A Watershed Moment for Cancer Virotherapy

A Watershed Moment for Cancer Virotherapy 150 150 Timothy Cripe, MD, PhD

A recent decision may define the future of virotherapy’s role in the clinical treatment of cancer.

At 4:50 pm on Wednesday, April 29 2015, the votes were cast: 22 in favor, 1 against. With this overwhelming majority, an advisory committee sent a clear message to the FDA recommending the first marketing approval for a live virus cancer therapy. It was a metaphorical shot in the arm for cancer patients, doctors and scientists heard around the world.

The FDA won’t make a final decision for several months, and the advisory committee’s recommendation is not binding, but this vote has been a long time coming.

Virotherapy: From Humble Beginnings

The idea of using infectious agents to infect and kill cancer cells or elicit an immune response against cancer cells first grew out of case reports from the 1800s. Back then, no anticancer, antibiotic or antiviral therapies were available, and physicians watched helplessly as some patients developed cancer and others suffered from infections like influenza. Occasionally, patients contracted both simultaneously.

As if it were a quirky experiment of nature, some of these dually affected patients were observed by their doctors to experience cancer remissions following infections. With the advent of virus and bacterial isolation at the turn of the 1900s and the subsequent discovery of tumors in rodents, the 1920s began an era of testing and confirming the idea that directly injecting tumors with infections could induce cancer regression and even remission.
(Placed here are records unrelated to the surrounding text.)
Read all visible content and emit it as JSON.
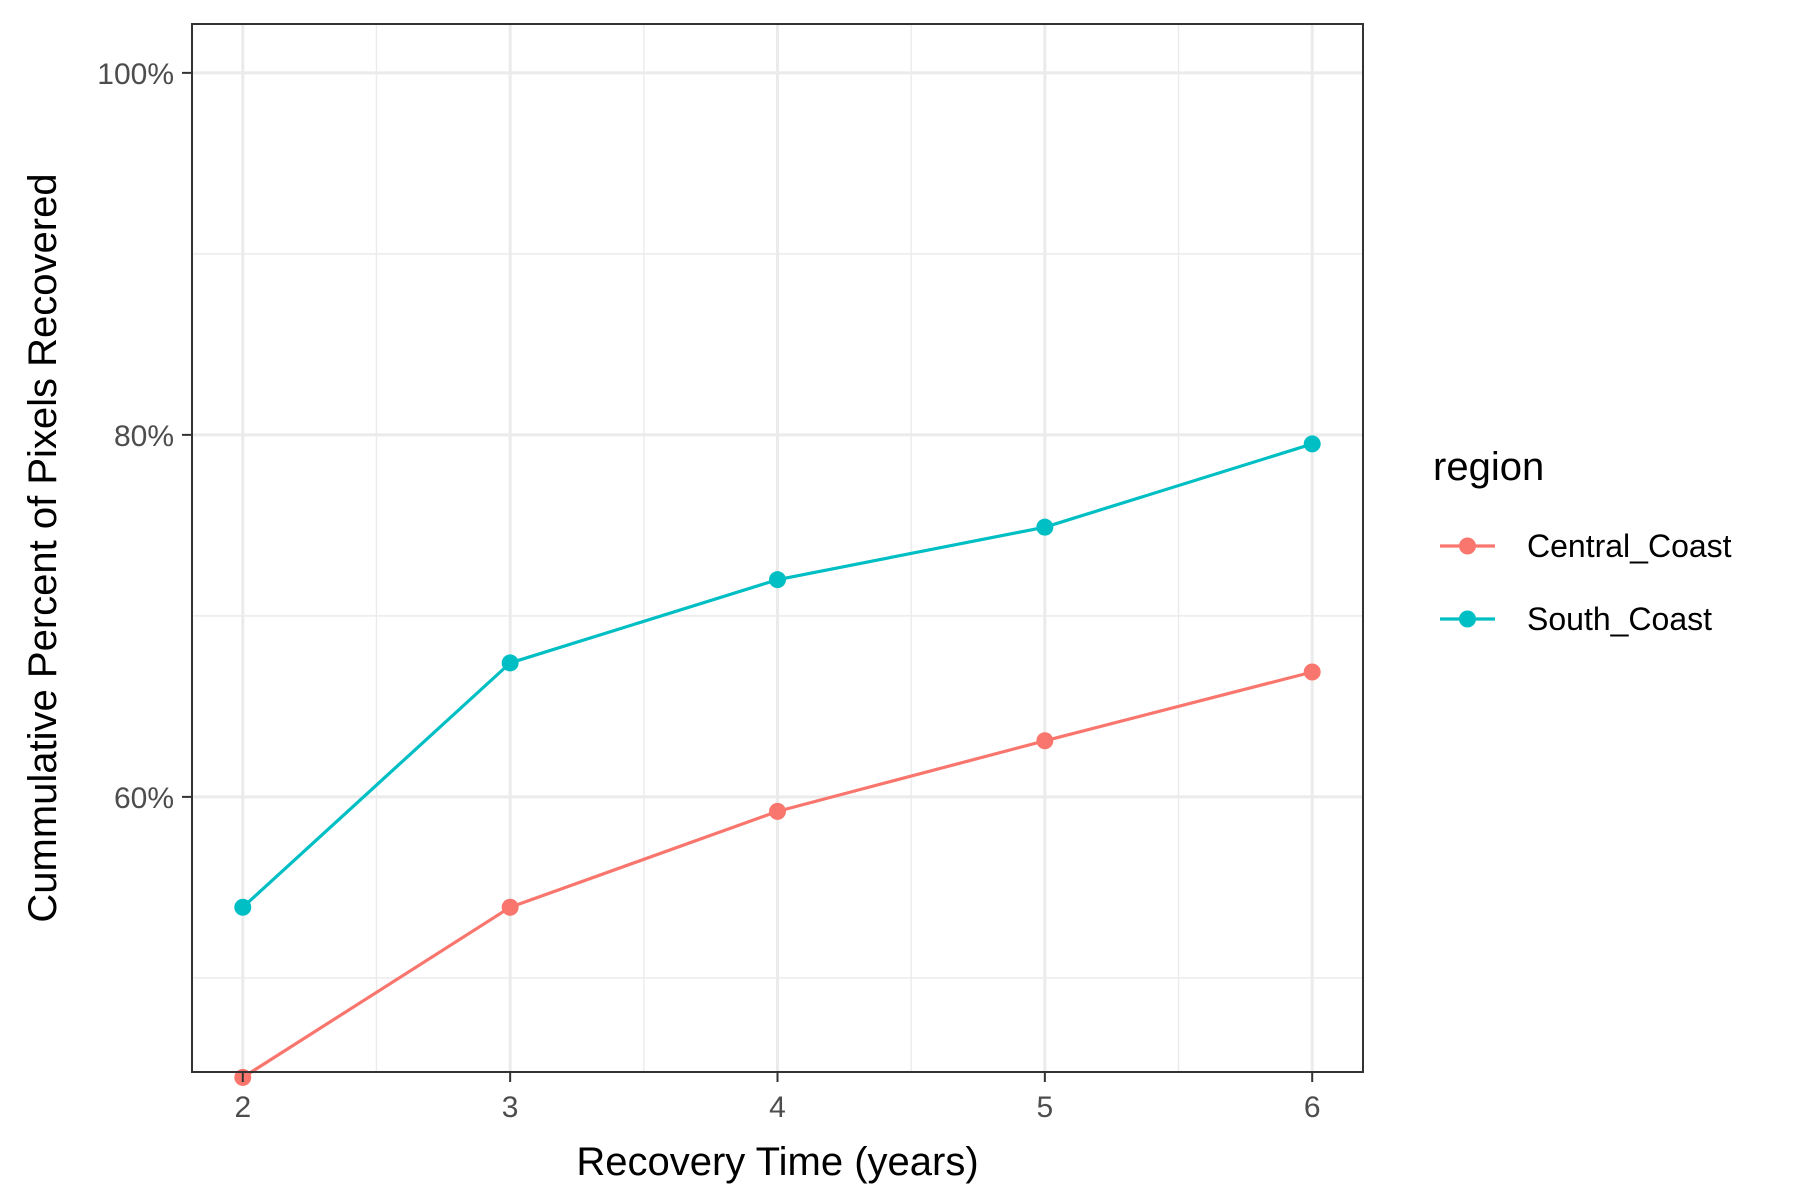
{
  "chart_data": {
    "type": "line",
    "title": "",
    "xlabel": "Recovery Time (years)",
    "ylabel": "Cummulative Percent of Pixels Recovered",
    "x": [
      2,
      3,
      4,
      5,
      6
    ],
    "x_ticks": [
      "2",
      "3",
      "4",
      "5",
      "6"
    ],
    "y_ticks": [
      "60%",
      "80%",
      "100%"
    ],
    "y_tick_values": [
      60,
      80,
      100
    ],
    "xlim": [
      1.81,
      6.19
    ],
    "ylim": [
      44.8,
      102.7
    ],
    "grid": true,
    "legend": {
      "title": "region",
      "position": "right"
    },
    "series": [
      {
        "name": "Central_Coast",
        "color": "#F8766D",
        "values": [
          44.5,
          53.9,
          59.2,
          63.1,
          66.9
        ]
      },
      {
        "name": "South_Coast",
        "color": "#00BFC4",
        "values": [
          53.9,
          67.4,
          72.0,
          74.9,
          79.5
        ]
      }
    ]
  }
}
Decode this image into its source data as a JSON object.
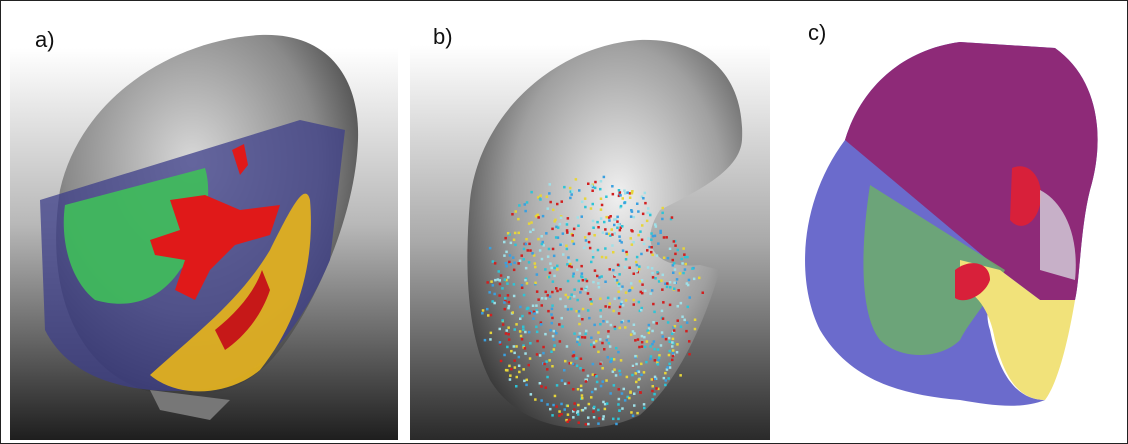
{
  "panels": [
    {
      "label": "a)"
    },
    {
      "label": "b)"
    },
    {
      "label": "c)"
    }
  ]
}
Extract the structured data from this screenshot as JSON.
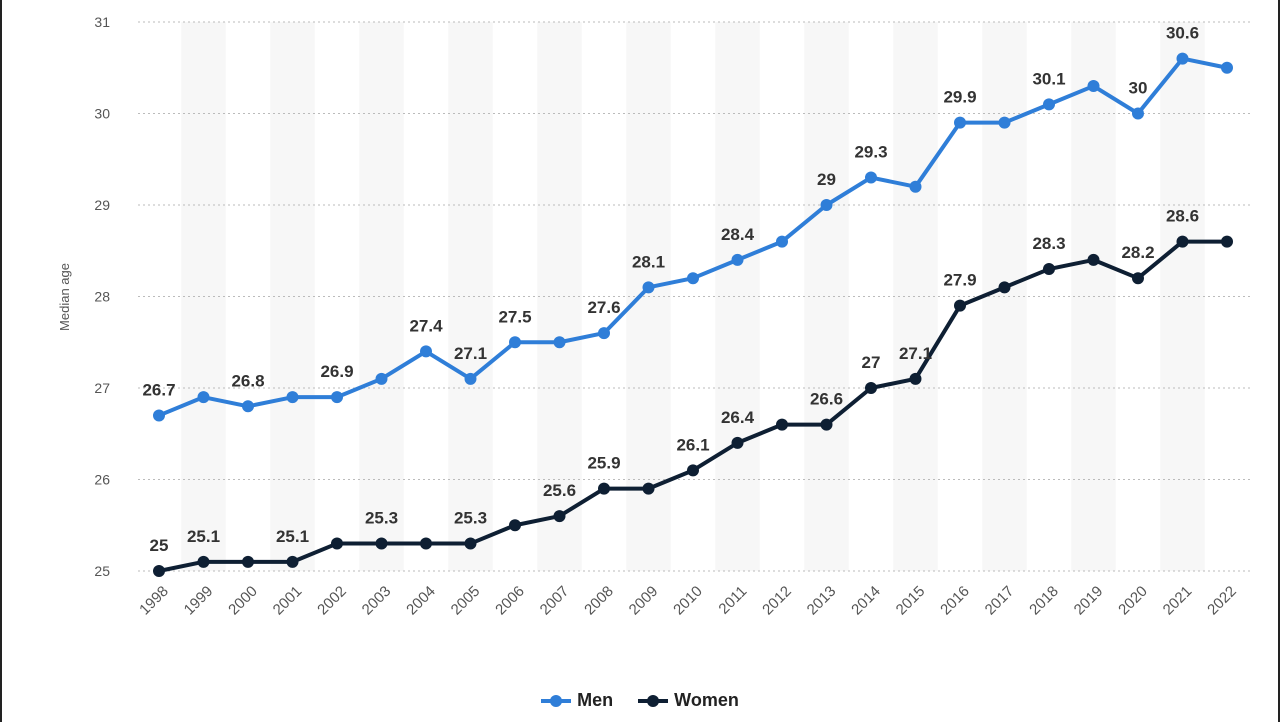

In the 1940-1970s, cancer patients were injected with live viruses. Some had their tumors shrink or disappear, but they also usually suffered from rampant infections. At the same time, chemotherapy showed considerable promise, and virotherapy was all but forgotten.

Modern-Day Virotherapy

In the modern age of gene splicing, we have figured out how to cripple viruses so they no longer cause disease, but they retain their ability to infect and kill tumor cells.

Over the past 15 years, there has been an explosion of interest in cancer virotherapy, with numerous preclinical studies and clinical trials being published on a wide variety of cancer types using many different types of viruses.

Companies have also been popping up, including BioVex outside of Boston. Their virus is derived the cold sore virus, HSV1, and they’ve been injecting it into patients’ melanoma lesions in various clinical trials for about seven years. They caught the eye of Big Pharma in 2010, and the pharmaceutical giant Amgen scooped them up for a mere billion dollars.

In July 2014, Amgen submitted a Biologic License Application for their virus, called T-VEC, to the FDA. Though it took nine months for the FDA’s Cellular, Tissue and Gene Therapies Advisory Committee and Oncologic Drugs Advisory Committee to convene, the group was sufficiently impressed with the results.

I have the pleasure of serving on the committee, and I enjoyed the debate. The data showed clear benefits, and several in-person testimonials given by melanoma survivors treated with T-VEC were compelling. The committee’s one dissenting vote was based on the fact that the virus seemed to do best in patients with lower-stage disease; that individual advocated for restricting approval only to those patients, making the vote essentially a conditional “yes.”

The Future of Virotherapy for Cancer

If the FDA follows through on the committee’s recommendation, I believe it will usher in a new era of cancer therapy.

For some patients, viruses may be a cure. For most, though, viruses will likely represent, as one committee member put it, “another arrow in the quiver” that physicians and patients can consider using on a case-by-case basis. Of course, this first approval will only be for a specific virus for a specific indication (melanoma).

Having seen glimpses at meetings and in the medical literature of the pipeline of viruses in development in labs and companies around the world, and having seen results in animal models and some early phase clinical trials, I am confident the T-VEC story is just the beginning. I believe over the next few years we will see the quiver get filled with arrows of all shapes and sizes (still in the nanometer range, though!).

We still need to figure out which viruses are best for which patients, at what doses and dose schedules and in what combinations with other therapies (surgery, radiation, chemotherapy, targeted therapy, other immunotherapies). We have some agents showing promise that need more testing, but I believe that virotherapy in 2015 is akin to chemotherapy in 1950: full of promise and sure to benefit from many future advances.

There is a lot of work ahead — both in the laboratory and in the clinic — to learn how to fully turn one human scourge (viruses) against another (cancer). For over a century, the idea has only been a dream shared by small, scattered groups of scientists and doctors as they cast around for something better for their patients. With the FDA vote, that dream took an important leap toward becoming reality.

About the author

Dr. Cripe is chief of the Division of Hematology, Oncology and Blood and Marrow Transplantation at Nationwide Children’s Hospital. His clinical interests include gene and viral therapies for solid tumors in children, including brain tumors, neuroblastoma and bone and soft tissue sarcomas. Dr. Cripe’s current research focuses on developing and testing new therapies for pediatric solid tumors and translating those findings into clinical studies. He was among the first in the country to launch clinical trials of attenuated oncolytic viruses in children.